As David Beckham signalled his intentions to finish his career with the LA Galaxy with a two-year contract extension announced last week, a career seemingly written by screenwriters in his new hometown of Los Angeles is reaching its final pages. The goal from the halfway line at Wimbledon that announced him to the country, burning effigies, redemption, a boot to the face and long-range free kicks—all plot points. In a script with more dramatic and surprising ups and downs than Hollywood’s best offerings, the final apex is perhaps the most perplexing.
After moving across the Atlantic to forge a sustainable future for football in the United States and his subsequent exile from the England squad, Beckham wants one last go on the international stage, this time with Team GB in the Olympics he worked so hard to bring back to London. The boy from Leyonstone is eyeing a final goodbye before setting off into the hills of Beverly for good, back to the not-so-challenging MLS grind with LA Galaxy and greased up Armani advert shoots on Malibu’s beaches.
Ruthlessly discarded by two successive England managers – Steve McClaren famously phoned Beckham to inform him of his permanent exclusion from the national team and Fabio Capello broke the news to a television programme first – it was clear there would never be a fitting farewell for England’s most capped outfield player.
Offered a celebratory friendly at Wembley, Beckham stubbornly declined, stating, as the cliché goes, that he would not close the door on his international career.
“I’ve always said that I won’t retire from playing for my country… Whether I never get picked again, play one more game or 10 more games. There are a lot of good young players coming through. We’ll see.”
But there is a sad inevitability about all aspects of life that is best exemplified in the short careers of professional sportsmen: everything must reach its end. Beckham’s performances in an England shirt were at times nothing short of magical. Against Greece in 2001, the then-captain took a nation’s hopes on his shoulders in one of the finest individual performances by an England player in recent memory to secure qualification to the World Cup the following year.
Most important in an athlete’s career is the point at which they decide stages in their careers are over. No more. Finished. Take the plaudits and walk away while you’re remembered for being great. That point has come and gone for Beckham on the international scene. Now, with wrinkles deepening, Beckham risks fading away in a manner uncharacteristically sour for the man once enshrined in chocolate by a Japanese confectionery company.
Instead of competing for a place in the European Championship squad this summer, Beckham now faces the prospect of a potential spot on the bench as one of three overage players included to increase press coverage in what is essentially an Under-23 World Cup designed to protect the balance sheets of Sepp Blatter and co. at FIFA. It is a depressingly unfitting exit from the European collective conscious for a man who captained his country 59 times.
There are undoubtedly better, fitter players eligible, but Beckham’s inclusion in the national team has not been one based solely on ability for quite some time.
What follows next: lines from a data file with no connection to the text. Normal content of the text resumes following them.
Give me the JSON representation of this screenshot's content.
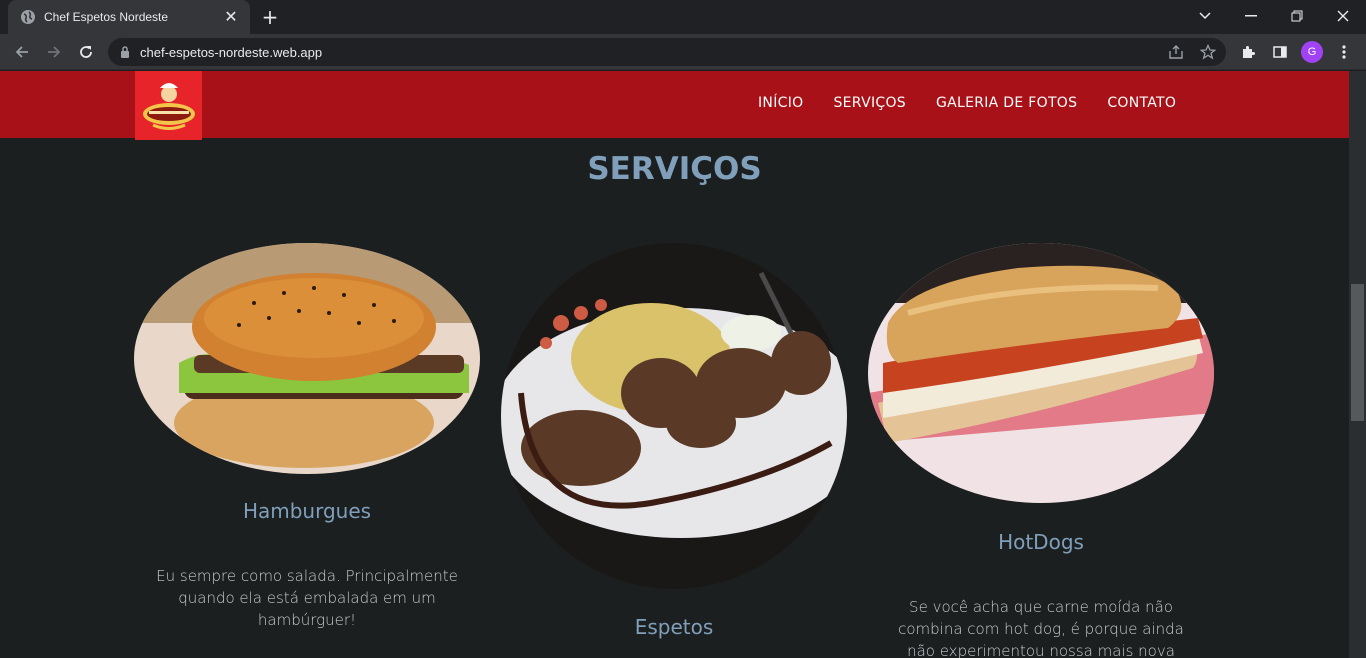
{
  "browser": {
    "tab_title": "Chef Espetos Nordeste",
    "url": "chef-espetos-nordeste.web.app",
    "profile_initial": "G"
  },
  "site": {
    "nav": [
      "INÍCIO",
      "SERVIÇOS",
      "GALERIA DE FOTOS",
      "CONTATO"
    ],
    "section_title": "SERVIÇOS",
    "cards": [
      {
        "title": "Hamburgues",
        "text": "Eu sempre como salada. Principalmente quando ela está embalada em um hambúrguer!"
      },
      {
        "title": "Espetos",
        "text": ""
      },
      {
        "title": "HotDogs",
        "text": "Se você acha que carne moída não combina com hot dog, é porque ainda não experimentou nossa mais nova opção!"
      }
    ]
  },
  "colors": {
    "header_red": "#a81117",
    "accent_blue": "#7f9fba",
    "page_bg": "#1c1f20"
  }
}
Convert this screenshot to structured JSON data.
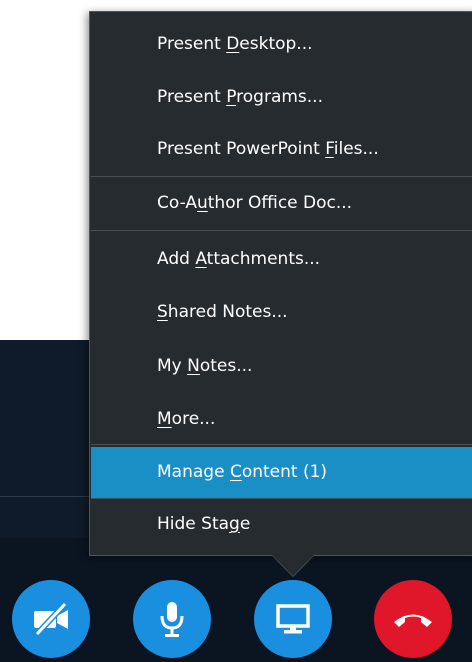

Now, however, his squad number will be a courtesy, of sorts, extended from the London Organising Committee—a thank you to one of the loudest voices of the 2012 campaign for a job well done. Almost as if to say, “Get the Games, David, and you’ll have a chance to take home a trophy for your troubles.”
Beckham will be 37 by the time the competition kicks off in July and, if the rumours prove true, could potentially form part of a centre midfield twosome with a combined age of 75 alongside Ryan Giggs. The years and injuries have not been as kind to Beckham as they have his former Manchester United teammate, and while both have made the transition from the wing to the middle of the park often necessary to continue at the highest level as age takes its toll, it is Beckham who appears to have been most ravaged by Father Time.
Never the fastest or most mobile, serious damage to both Achilles tendons over recent years means Beckham now spends much of his time on the pitch for the Galaxy hobbling around like a granddad attempting to keep up with nursery students, relying more so than ever on his impeccably accurate right foot to make an impact.
The script dictates that this time things will be different; they must be. There have been five international tournaments for Beckham. Five times when it has all gone so, so dreadfully wrong. There can be no more petulant kicks at Argentines, no skied penalties or iced ankles and tears on the bench as his side crashes out in the quarterfinals; just goals and, finally, a shot of one of England’s best ever players jubilantly lifting a cup above his head. But, as Beckham’s career has exemplified, football has a distinct history of tossing aside sentiment at the most inopportune moments, no matter how chiselled the cheekbones of its leading man.